Sehnsucht nach Sicherheit

„Endlich kann ich in Ruhe und Sicherheit leben.“ Dieser Satz einer iranischen Christin, die vor einem Jahr nach Deutschland kam, hallt in mir nach. Ja, Deutschland ist ein sicheres Land für Christen und auch für Menschen anderer Religionen und Weltanschauungen. Immer noch! Auch nach dem Anschlag von Berlin.

Aber Sicherheit bedeutet nicht 100-prozentige Sicherheit. Die gab es noch nie. Auch wenn wir sie uns so wünschen! Gerade als Eltern. Wir investieren viel in die Sicherheit unserer Kinder. Kaufen Helme und Kindersitze mit Prüfsiegel. Stehen unter dem Klettergerüst, die Arme zum Ausbreiten bereit. Schließen Versicherungen ab. Kochen mit Biogemüse. Bitten Gott um Bewahrung.

Das ist alles gut und richtig. Aber es darf uns nicht die Augen davor verschließen, dass es 100-prozentige Sicherheit nicht gibt. Es passieren Unfälle, die wir nicht verhindern können und die auch Gott nicht verhindert – für uns oft kaum zu ertragen. Und es passieren schreckliche Gewalttaten – seien es nun terroristisch motivierte Anschläge oder kriminelle Taten.

Gerade sitzen wir an der Planung des Dossiers der übernächsten Family und FamilyNEXT. „Riskant oder sicher leben?“ lautet unser Arbeitstitel. Eigentlich geht es dabei mehr um die Frage der Lebensgestaltung: Kündige ich den sicheren Job? Kaufen wir ein Haus trotz unsicherer Finanzierung? Wagen wir uns an das Abenteuer „Pflegekind“? Riskieren wir ein zweites Kind, obwohl die erste Schwangerschaft komplikationsreich war? Gehen wir als Missionare ins Ausland?

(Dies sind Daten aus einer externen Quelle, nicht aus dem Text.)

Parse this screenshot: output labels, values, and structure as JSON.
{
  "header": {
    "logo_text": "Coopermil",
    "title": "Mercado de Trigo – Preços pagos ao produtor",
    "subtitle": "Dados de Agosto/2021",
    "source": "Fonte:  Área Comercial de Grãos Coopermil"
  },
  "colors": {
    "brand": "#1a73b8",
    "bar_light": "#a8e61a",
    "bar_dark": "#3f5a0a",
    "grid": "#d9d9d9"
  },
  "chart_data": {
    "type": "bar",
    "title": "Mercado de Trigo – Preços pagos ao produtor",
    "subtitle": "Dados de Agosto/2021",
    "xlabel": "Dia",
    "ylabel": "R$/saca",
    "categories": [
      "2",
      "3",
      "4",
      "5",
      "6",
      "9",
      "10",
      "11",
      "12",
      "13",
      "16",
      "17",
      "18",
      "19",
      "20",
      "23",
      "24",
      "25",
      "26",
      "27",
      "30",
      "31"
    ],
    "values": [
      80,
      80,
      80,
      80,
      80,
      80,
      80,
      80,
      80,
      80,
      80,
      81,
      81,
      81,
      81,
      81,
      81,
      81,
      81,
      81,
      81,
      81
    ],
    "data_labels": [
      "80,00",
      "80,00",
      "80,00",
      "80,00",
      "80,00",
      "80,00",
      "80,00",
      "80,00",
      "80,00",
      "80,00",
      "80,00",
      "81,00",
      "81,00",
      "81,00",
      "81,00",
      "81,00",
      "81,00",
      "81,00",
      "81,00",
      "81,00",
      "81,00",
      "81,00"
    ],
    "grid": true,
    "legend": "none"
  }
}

Wir überlegen noch, ob und wie wir auch die andere Seite des Themas aufgreifen: Wie gehe ich damit um, wenn ich mich in meiner Heimat nicht mehr sicher fühle? Wenn ich Angst habe, auf den Weihnachtsmarkt zu gehen, zum Kirchentag nach Berlin zu fahren oder ein Fußballspiel zu besuchen? Wie halte ich es aus, dass meine Sehnsucht nach Sicherheit für meine Kinder nur begrenzt erfüllt werden kann?

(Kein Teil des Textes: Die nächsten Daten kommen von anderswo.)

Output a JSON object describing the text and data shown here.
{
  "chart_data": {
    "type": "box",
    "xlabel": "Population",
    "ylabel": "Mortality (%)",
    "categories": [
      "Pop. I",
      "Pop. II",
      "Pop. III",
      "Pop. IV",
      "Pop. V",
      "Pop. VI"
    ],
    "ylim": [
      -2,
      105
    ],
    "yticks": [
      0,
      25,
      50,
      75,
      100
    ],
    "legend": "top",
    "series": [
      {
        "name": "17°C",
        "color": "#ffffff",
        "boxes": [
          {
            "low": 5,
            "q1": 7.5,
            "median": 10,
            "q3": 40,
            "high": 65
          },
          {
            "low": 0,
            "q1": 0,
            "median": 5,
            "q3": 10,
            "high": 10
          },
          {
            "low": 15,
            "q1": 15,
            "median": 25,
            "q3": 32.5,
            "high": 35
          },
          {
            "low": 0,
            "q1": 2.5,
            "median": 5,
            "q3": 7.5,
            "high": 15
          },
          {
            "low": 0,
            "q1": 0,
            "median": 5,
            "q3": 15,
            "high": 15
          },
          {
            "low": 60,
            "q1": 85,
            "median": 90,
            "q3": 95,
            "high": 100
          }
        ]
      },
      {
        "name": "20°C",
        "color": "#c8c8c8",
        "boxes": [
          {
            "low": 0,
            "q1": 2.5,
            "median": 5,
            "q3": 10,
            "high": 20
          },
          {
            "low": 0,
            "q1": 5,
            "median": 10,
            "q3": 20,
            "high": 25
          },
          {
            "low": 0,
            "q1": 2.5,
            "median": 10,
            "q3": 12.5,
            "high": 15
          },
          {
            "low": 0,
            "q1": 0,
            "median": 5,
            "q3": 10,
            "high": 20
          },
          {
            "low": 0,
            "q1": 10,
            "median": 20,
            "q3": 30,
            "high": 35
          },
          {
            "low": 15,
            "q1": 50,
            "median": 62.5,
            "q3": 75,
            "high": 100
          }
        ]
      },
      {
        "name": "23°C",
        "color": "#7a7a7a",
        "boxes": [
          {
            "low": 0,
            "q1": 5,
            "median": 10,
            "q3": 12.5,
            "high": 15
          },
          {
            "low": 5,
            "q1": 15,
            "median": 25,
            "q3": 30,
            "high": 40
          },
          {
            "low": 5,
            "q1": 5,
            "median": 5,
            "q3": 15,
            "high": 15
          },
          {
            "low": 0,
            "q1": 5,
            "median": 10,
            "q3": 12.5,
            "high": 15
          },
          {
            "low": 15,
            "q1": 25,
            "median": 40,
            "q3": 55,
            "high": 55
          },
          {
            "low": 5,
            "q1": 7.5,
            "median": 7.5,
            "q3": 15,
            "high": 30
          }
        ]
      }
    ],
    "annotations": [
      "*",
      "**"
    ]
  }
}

Für mich persönlich ist ein Vers in der Bibel hilfreich angesichts solcher Fragen: „Gott hat uns nicht einen Geist der Furcht gegeben, sondern einen Geist der Kraft, der Liebe und der Besonnenheit“ (2. Timotheus 1,17). Mit dieser Haltung will ich meiner Angst und Sorge begegnen: mit Kraft, mit Liebe und mit Besonnenheit.

Ich habe die Kraft, diese Gesellschaft mitzugestalten. Wenn auch vieles nicht in meiner Macht steht. Das was ich tun kann, will ich tun.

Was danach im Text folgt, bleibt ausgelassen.